It had to happen, and this week was as good as any. On January 16th, the cryptocurrency lending-exchange platform known as BitConnect shut down its lending program. Further service cuts, perhaps including the complete collapse of BitConnect, is likely. What once was viewed as a bold, new way of making money off of cryptocurrencies has been found to be nothing more than a ponzi scheme.
Of course it was! I marveled at the people who dove into this platform, thinking that this time, it’s different! No. BitConnect had all the telltale signs of a classic ponzi scheme. Its lending exchange, which promised daily interest returns (!), featured a tier-level system (!). The more money you put in, the more daily reward payouts you receive (!).
As if that weren’t enough to tip you off to the ponzi scheme, BitConnect forced you to have their money in what is essentially a lockbox (!). Those who put in less money had to wait a very long time before being able to cash out their capital (!), while those who put in more money had to wait less.
If you thought that was bad enough, BitConnect had an affiliate program (!). Sucker your friends and family into investing in BitConnect, and you’ll receive even more rewards…of course you will!
With the recent severe correction in cryptocurrencies, people are finally returning to their senses. They’re finding out that the blockchain markets are just like any other investment sector: you will have bull cycles as well as bearish ones. Cryptocurrencies aren’t magic investments that rise in perpetuity.
In other words, you can’t be stupid in the blockchain. Just because a ponzi scheme like BitConnect supposedly utilized the blockchain’s revolutionary technology doesn’t mean it’s not a scam. We all know that gold bullion is the universally-accepted form of money. But if you came across a “GoldConnect” business offering daily payouts from gold investments, I’m sure you wouldn’t take the bait.
This is the allure of the modern day ponzi scheme. The scam operators earn an audience’s trust by invoking a truth, whether it be the blockchain, gold bullion, or some other reputable concept. From there, they associate the truth with a cleverly constructed lie. Add in the promises of riches, and you have the workings of a high-probability con.

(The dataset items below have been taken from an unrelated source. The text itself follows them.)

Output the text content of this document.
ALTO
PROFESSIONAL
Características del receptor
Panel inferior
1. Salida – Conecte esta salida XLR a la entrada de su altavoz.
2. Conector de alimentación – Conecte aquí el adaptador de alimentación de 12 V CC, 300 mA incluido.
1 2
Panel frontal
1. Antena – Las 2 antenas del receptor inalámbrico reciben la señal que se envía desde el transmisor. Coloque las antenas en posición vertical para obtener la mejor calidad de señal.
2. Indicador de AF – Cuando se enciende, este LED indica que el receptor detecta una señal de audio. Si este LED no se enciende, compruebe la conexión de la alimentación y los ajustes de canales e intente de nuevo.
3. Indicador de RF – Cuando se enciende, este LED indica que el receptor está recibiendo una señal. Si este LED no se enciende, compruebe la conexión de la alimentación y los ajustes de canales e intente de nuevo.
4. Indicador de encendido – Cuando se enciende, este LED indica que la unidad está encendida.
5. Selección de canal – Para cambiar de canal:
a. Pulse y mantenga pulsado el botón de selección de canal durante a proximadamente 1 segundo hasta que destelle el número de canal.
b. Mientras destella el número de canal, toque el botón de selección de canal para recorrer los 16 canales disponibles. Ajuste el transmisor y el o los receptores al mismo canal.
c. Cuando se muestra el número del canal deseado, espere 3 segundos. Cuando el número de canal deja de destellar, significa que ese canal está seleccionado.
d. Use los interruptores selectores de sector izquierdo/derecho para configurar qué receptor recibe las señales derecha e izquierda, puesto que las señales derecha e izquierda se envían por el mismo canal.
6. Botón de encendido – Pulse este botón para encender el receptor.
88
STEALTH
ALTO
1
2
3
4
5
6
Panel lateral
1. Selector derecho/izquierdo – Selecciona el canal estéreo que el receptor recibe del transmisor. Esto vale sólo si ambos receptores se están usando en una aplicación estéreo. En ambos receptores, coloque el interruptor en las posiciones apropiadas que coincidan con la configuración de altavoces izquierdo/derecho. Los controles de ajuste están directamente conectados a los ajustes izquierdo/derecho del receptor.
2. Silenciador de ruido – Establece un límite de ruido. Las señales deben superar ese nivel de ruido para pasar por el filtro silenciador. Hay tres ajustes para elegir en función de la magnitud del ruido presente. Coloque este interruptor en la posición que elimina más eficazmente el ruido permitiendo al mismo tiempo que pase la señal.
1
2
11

The BitConnect ponzi scheme was particularly pernicious because, if you thought about it, it seemed like the daily payouts were possible. Cryptocurrencies have been soaring to the moon, and virtually everyone who invested in them were making money (prior to a few days ago). Daily payouts wouldn’t be possible with investments tracking the Dow Jones, but they just might work in the blockchain.
Obviously, BitConnect failed. It doesn’t matter how great a ponzi scheme appears. Investment markets, by their very nature, carry inherent risks. Nothing in the world can be based on investment markets to produce daily payouts. The business model is not sustainable, and never will be.
As we’ve been told all along, if it sounds too good to be true, it usually is.